In today’s healthcare environment, receiving the revenue to which you are entitled is critical to maintaining profitability. BESLER has long been at the forefront of national reimbursement issues, securing hundreds of millions of dollars in additional reimbursement through legislation and appeals. BESLER’s reimbursement services reflect our reputation for quality and attention to detail, combined with a comprehensive team approach.
Our areas of expertise include the following:
- Medicare Appeals and Regulatory Analysis
- Medicare Cost Report Reviews and Preparation
- Disproportionate Share and Medicaid Eligibility Reviews (DSH)
- Wage Index Opportunity and Analysis
- 855 Enrollment Process Assistance
- Provider-Based Determinations
Medicare Appeals and Regulatory Analysis
BESLER has a proven track record with successful completion Medicare and Medicaid appeals for hundreds of client rate years. These issues are found through our detailed cost report review process and through our extensive knowledge of the industry. BESLER has prepared subsequent re-openings and documentation to support our appeal issues and ensure corrected payments. This process, which includes specific research and data comparison, can be completed by our seasoned professional staff. BESLER’s core group of highly qualified and innovative consultants can work with your reimbursement department to navigate this complex cost report review process.
Medicare Cost Report Reviews and Preparation
BESLER can assist in all phases of the cost report preparation and review. We’ll give you tips on implementing policies and creating procedures for cost report data accumulation and preparation. BESLER also can assist in the re-opening and/or appeal processes as well. We will work closely with your staff to prepare supporting documentation for submission to your fiscal intermediary and ensure that you have preserved your appeal rights through protested items. For our clients, this process has resulted in increased revenue through corrected payments, which has helped them to meet their fiscal responsibilities and their social missions.
Disproportionate Share and Medicaid Eligibility Reviews (DSH)
BESLER provides the experience and expertise to review and prepare Disproportionate Share Hospital (DSH) analysis and submissions; ensuring that your DSH Analysis is complete, compliant and meets audit standards. Our team of consultants enjoys a reputation for quality, attention to detail, and exceeding clients’ expectations for revenue integrity.
Wage Index Opportunity and Analysis
The wage index schedules of the Medicare cost report have become increasingly more important over the last several years. The reporting on these forms should not only be reviewed in the effort to find “lost” Medicare reimbursement but also from a compliance standpoint. BESLER is a leader in the healthcare industry in wage index reviews and has assisted numerous hospitals in ensuring their wage indexes are accurate so they receive their fair share. We complete our wage index reviews and keeps the client informed of each and every adjustment.

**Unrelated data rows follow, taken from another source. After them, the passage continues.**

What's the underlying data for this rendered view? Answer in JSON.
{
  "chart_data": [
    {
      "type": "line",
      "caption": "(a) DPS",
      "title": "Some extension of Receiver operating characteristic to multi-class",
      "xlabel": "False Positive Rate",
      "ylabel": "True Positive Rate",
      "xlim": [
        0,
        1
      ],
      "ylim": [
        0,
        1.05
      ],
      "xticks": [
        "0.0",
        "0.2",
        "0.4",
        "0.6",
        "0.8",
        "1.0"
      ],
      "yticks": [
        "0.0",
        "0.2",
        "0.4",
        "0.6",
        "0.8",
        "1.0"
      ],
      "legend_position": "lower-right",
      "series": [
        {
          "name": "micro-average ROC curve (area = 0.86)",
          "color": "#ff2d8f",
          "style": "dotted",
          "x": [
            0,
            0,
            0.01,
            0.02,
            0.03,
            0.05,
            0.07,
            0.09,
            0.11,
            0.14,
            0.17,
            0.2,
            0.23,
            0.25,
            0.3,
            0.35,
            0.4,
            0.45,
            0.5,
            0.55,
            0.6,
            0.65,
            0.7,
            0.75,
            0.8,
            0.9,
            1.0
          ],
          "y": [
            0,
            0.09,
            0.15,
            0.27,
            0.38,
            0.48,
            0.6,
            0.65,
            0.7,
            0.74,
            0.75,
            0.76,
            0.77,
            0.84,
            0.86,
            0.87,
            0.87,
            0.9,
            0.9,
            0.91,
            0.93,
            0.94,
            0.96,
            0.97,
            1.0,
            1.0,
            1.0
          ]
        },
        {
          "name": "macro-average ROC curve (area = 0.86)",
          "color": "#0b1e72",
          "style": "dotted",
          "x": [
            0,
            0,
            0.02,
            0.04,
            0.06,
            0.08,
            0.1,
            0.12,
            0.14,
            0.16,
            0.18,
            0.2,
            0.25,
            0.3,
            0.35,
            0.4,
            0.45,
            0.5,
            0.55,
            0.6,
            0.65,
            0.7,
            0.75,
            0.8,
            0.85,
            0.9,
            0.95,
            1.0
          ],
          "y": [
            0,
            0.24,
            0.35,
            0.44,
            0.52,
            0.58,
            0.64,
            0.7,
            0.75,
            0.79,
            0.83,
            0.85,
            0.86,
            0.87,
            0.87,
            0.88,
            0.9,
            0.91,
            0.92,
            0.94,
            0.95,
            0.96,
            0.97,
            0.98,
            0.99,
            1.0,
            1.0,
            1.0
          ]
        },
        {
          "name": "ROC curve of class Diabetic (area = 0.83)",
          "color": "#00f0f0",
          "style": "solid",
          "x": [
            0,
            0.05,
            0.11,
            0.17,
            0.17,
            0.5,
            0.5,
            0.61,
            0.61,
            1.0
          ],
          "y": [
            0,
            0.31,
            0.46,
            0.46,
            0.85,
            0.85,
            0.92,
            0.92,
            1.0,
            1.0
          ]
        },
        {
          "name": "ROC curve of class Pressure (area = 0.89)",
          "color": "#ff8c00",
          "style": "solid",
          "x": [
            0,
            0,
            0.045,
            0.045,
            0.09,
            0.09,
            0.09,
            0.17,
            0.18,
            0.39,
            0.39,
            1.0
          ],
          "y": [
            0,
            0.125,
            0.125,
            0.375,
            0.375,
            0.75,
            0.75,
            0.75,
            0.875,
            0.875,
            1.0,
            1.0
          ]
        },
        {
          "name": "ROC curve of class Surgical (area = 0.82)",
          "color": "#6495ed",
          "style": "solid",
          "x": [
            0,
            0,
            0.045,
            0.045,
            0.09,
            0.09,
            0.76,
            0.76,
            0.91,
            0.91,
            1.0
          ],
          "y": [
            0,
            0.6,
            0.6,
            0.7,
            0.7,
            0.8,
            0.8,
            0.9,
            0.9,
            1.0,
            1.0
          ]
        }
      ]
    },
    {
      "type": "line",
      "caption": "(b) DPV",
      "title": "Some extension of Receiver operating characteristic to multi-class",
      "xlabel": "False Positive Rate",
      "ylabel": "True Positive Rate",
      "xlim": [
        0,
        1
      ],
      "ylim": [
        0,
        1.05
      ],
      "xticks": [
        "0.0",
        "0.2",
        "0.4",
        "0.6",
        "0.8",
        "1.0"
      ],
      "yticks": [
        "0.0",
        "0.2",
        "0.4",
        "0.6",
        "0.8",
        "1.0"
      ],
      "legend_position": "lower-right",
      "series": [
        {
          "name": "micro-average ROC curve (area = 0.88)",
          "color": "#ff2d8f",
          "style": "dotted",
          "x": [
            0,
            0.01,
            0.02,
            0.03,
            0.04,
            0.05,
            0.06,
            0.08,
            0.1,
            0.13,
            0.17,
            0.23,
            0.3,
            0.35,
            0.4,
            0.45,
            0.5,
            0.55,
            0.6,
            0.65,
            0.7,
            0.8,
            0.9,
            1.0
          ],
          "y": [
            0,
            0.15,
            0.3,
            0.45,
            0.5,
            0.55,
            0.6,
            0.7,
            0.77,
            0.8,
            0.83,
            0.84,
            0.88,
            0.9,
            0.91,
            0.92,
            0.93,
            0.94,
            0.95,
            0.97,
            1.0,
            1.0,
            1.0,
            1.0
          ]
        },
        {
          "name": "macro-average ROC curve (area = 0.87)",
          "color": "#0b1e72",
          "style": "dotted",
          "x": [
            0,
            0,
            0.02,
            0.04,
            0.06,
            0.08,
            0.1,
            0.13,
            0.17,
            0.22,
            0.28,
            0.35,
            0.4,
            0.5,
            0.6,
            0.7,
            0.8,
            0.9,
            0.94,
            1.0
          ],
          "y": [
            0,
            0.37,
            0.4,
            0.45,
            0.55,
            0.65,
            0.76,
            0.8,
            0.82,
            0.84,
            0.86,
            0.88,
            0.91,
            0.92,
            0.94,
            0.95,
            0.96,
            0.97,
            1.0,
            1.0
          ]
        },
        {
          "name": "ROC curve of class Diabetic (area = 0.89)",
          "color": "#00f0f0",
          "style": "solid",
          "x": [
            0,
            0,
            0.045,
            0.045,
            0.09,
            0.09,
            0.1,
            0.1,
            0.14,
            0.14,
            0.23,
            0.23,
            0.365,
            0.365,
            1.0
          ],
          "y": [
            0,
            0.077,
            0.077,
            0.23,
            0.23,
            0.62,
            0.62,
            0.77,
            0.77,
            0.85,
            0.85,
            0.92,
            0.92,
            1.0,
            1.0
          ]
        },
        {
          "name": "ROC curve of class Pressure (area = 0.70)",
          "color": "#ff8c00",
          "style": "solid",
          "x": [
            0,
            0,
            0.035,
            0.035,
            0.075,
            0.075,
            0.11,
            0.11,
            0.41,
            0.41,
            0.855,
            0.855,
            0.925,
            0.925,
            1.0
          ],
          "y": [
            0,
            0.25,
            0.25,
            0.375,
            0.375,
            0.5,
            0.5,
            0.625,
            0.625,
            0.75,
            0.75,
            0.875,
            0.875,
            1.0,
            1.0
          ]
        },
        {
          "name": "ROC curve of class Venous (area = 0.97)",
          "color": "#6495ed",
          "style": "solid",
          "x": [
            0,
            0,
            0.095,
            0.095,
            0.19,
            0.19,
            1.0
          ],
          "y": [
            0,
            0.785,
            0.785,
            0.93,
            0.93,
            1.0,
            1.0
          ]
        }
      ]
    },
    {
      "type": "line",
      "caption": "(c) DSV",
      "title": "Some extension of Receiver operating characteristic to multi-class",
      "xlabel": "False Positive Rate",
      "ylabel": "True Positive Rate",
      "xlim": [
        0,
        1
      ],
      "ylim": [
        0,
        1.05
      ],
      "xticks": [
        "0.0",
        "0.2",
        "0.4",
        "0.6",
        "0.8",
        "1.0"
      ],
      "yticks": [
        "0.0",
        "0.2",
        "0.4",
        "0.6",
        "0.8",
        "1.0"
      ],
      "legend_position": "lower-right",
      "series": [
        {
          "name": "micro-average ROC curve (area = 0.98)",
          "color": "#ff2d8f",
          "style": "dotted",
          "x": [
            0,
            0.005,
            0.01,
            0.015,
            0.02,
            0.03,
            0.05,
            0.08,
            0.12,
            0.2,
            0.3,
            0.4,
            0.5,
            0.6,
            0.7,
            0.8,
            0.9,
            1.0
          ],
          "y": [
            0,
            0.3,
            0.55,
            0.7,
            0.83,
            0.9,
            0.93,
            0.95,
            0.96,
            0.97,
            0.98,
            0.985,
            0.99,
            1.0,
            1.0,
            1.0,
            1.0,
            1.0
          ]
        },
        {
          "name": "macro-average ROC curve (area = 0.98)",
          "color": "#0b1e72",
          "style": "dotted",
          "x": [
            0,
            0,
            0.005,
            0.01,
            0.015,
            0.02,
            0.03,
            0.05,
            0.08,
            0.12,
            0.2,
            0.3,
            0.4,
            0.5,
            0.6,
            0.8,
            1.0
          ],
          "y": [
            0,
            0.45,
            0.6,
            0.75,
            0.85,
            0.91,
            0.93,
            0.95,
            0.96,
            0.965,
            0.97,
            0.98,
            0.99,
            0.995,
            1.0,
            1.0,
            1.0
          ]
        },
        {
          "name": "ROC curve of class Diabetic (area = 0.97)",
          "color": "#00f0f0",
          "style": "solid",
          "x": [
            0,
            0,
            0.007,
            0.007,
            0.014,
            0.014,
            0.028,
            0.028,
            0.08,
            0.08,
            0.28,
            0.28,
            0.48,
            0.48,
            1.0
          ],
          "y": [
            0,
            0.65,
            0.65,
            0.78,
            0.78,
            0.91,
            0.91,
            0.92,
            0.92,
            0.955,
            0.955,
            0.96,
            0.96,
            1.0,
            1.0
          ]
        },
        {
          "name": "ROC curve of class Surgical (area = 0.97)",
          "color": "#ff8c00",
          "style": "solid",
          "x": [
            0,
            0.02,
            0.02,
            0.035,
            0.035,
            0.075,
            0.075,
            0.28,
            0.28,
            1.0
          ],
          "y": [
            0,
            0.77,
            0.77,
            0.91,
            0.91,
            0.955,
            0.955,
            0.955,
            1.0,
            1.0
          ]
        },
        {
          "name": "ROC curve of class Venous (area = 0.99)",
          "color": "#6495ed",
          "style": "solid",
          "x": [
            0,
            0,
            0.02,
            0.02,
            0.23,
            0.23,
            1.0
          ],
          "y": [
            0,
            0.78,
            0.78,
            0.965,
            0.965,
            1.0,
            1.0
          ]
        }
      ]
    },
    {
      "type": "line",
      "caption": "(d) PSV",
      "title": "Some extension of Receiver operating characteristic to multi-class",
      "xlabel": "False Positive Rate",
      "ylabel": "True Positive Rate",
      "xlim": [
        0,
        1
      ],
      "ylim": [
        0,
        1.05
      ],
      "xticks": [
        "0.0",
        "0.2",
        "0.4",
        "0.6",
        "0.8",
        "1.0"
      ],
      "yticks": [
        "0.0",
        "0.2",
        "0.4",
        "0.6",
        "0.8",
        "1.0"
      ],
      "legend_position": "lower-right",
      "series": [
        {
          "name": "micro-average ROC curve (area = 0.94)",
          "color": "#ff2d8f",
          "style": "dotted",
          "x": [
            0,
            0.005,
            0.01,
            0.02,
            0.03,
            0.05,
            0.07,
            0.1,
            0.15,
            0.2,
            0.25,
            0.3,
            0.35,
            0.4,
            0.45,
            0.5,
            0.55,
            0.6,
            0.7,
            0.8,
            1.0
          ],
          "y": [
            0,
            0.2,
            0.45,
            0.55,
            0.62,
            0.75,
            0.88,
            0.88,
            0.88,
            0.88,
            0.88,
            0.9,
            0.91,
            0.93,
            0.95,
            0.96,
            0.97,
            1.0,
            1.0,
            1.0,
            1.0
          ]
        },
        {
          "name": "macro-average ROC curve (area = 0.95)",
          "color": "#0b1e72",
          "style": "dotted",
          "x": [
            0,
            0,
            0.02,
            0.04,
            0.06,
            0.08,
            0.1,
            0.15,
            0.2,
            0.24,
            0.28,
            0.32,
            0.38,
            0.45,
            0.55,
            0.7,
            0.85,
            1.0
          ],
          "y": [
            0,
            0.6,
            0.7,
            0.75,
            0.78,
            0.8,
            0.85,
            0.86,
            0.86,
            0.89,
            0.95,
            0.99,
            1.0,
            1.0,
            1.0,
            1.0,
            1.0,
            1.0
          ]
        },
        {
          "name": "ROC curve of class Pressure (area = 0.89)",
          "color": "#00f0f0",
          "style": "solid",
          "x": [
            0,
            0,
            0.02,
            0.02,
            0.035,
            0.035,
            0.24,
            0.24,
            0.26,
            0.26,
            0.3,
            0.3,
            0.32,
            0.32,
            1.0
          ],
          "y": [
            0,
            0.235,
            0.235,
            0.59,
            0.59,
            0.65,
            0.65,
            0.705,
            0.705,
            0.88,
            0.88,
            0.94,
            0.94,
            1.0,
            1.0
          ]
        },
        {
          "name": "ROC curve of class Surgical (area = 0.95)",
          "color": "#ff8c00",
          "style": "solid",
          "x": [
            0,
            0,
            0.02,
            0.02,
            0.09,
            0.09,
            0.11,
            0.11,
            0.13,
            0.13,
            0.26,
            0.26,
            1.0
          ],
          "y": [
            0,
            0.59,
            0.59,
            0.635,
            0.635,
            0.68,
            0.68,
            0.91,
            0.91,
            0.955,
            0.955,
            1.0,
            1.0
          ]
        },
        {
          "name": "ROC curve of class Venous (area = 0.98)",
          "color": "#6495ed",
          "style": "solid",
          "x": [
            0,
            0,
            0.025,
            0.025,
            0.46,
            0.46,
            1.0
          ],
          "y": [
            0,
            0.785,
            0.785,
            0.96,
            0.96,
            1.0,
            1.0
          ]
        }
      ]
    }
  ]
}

855 Enrollment Process Assistance
BESLER will provide the expertise necessary to coordinate a facility’s efforts to gather all of the required information needed to complete the CMS-855. Professionals from BESLER will work with a facility to explain what is necessary and assist with any problematic areas in the information gathering process. BESLER has a strong background in regulatory matters and will assist a facility every step of the way, including submission and response to the appropriate federal agency regarding any questions with the submitted CMS-855.
Regulations in 42 CFR 413.65 describe the criteria and procedures for determining whether a facility or organization is provider-based. The Medicare Hospital Inpatient Prospective Payment System final rule published on August 1, 2002 (67 CFR 50078) revised those regulations that were to become effective on October 1, 2002, for facilities or organizations that were not grandfathered as provider-based and, in the case of grandfathered facilities, effective for main provider cost reporting periods beginning on or after July 1, 2003. Change Request 2411 provides information on the background of the provider-based regulations and notifies contractors of the actions that they are to take to implement the revised regulations.
Provider types impacted are those for which provider-based status affects the Medicare payment. For acute care providers, the most common examples are outpatient clinics. If considered provider-based, the clinic bills a facility charge under the hospital number to the intermediary and the physician’s professional services to the carrier. If not considered provider-based, the clinic services would only be billed to the carrier. To be considered provider-based, the on-campus criteria must be met. For off-campus facilities additional requirements must be met.
At BESLER, we have assisted multiple providers navigate this process to determine whether its clinics are provider-based as well as tailor an implementation strategy to help optimize hospital resources, including the appropriate reimbursement. Working on behalf of your facility, we make every attempt to minimize your valuable time while maximize your return on investment.